I would hardly call myself a lover of love, I know very little about it, I've seen years go by, couples get to know each other, get married and then divorce, and I can not help but wonder, what's the point of love?

 And I guess maybe everyone does it, everyone at some point may wonder the same as me.

And I don't know if you have already noticed, but the world seems to revolve around love, the Sun suddenly ceases to be a star to which we go round and round, making love the center of our orbit, of our minds and lives.

But why does this happen? Is it so necessary, like the singing to a bird? Or like the mother to a son?
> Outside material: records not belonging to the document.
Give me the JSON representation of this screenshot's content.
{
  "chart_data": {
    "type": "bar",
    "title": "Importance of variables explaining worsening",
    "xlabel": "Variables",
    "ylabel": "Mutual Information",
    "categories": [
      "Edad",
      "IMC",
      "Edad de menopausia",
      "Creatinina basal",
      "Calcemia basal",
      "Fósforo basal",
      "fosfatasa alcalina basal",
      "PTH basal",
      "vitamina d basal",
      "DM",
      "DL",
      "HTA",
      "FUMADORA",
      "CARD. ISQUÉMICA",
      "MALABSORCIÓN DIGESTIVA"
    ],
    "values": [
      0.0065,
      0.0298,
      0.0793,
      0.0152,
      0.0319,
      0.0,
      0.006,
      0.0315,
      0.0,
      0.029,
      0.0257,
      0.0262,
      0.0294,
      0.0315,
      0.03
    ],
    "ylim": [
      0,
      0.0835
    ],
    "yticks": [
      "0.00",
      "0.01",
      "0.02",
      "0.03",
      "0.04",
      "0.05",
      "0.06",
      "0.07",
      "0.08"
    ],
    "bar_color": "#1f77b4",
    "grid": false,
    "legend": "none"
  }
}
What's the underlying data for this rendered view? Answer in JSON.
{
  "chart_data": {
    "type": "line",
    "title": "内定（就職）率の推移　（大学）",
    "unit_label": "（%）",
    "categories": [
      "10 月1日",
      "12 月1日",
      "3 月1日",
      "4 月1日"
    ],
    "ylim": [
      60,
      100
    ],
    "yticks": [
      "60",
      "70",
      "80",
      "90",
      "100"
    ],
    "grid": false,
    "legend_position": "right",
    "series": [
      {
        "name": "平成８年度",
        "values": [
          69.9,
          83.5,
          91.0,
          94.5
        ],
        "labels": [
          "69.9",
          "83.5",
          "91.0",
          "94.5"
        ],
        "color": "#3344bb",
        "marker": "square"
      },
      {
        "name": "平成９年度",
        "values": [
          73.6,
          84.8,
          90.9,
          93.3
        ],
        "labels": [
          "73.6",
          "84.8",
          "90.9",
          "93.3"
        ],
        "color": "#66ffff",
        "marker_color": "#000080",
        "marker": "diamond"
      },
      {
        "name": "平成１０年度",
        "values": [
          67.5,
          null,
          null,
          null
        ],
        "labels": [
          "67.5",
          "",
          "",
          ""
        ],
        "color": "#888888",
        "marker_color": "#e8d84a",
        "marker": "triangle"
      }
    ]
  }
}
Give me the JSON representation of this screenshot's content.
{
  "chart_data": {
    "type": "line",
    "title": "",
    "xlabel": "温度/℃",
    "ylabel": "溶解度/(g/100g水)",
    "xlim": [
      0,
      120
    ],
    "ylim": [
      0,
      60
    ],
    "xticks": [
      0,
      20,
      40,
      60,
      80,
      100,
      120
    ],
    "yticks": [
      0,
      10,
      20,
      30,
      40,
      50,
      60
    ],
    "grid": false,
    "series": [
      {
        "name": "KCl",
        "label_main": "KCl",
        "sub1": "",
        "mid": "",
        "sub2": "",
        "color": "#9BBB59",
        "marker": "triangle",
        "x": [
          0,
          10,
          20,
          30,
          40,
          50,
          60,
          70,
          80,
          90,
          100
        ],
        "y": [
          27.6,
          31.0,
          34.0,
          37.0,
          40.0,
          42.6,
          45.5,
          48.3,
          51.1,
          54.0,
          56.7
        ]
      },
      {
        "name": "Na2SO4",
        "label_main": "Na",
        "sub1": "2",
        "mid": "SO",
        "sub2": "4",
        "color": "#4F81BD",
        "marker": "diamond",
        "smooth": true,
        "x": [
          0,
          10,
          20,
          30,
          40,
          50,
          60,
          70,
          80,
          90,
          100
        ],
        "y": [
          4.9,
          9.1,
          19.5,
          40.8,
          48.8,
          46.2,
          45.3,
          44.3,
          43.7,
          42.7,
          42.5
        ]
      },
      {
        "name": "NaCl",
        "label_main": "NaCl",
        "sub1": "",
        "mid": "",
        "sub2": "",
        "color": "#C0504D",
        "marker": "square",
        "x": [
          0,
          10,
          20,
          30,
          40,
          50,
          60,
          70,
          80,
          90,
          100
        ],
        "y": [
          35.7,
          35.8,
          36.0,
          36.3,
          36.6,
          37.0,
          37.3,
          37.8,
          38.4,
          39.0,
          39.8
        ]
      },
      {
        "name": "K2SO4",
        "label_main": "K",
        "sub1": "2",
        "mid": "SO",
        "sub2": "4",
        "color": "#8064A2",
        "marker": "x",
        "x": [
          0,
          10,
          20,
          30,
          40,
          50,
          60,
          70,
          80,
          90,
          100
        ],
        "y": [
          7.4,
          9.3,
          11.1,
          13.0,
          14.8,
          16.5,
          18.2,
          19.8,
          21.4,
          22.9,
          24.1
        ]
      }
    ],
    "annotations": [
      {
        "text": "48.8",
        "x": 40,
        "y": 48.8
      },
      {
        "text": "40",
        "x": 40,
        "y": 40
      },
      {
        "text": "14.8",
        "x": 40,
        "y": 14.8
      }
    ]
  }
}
Necessary to express ourselves, necessary to feel.

Love is like that, of a nature difficult to explain but necessary, a kind of very fragile magic that we all want to have.

One day I heard an old man talk about love, I thought he was crazy, but now it makes sense, the gentleman talked about love existing in everything we did, at that time I believed that love could only exist between couples, but what that man said came into my mind for many and many years, until now that I have finally been able to understand it.

Love is in the roses, in the coffee, in the birds, in the everyday life that surrounds us, how ironic that we fight to have it and look for it so much, when without noticing it has always been there, in those strangers who smile at you on the bus, in the breakfast, in everything, in every science, as a spark that gives us the fuel to continue.

We are complex beings, formed by emotions, feelings, entire universes that inhabit us, so different but so equal, even sometimes with the same needs, we suffer, we grow, we heal, we advance, and among all this, only something remains constant, like a faithful friend, where you least believe, there is love.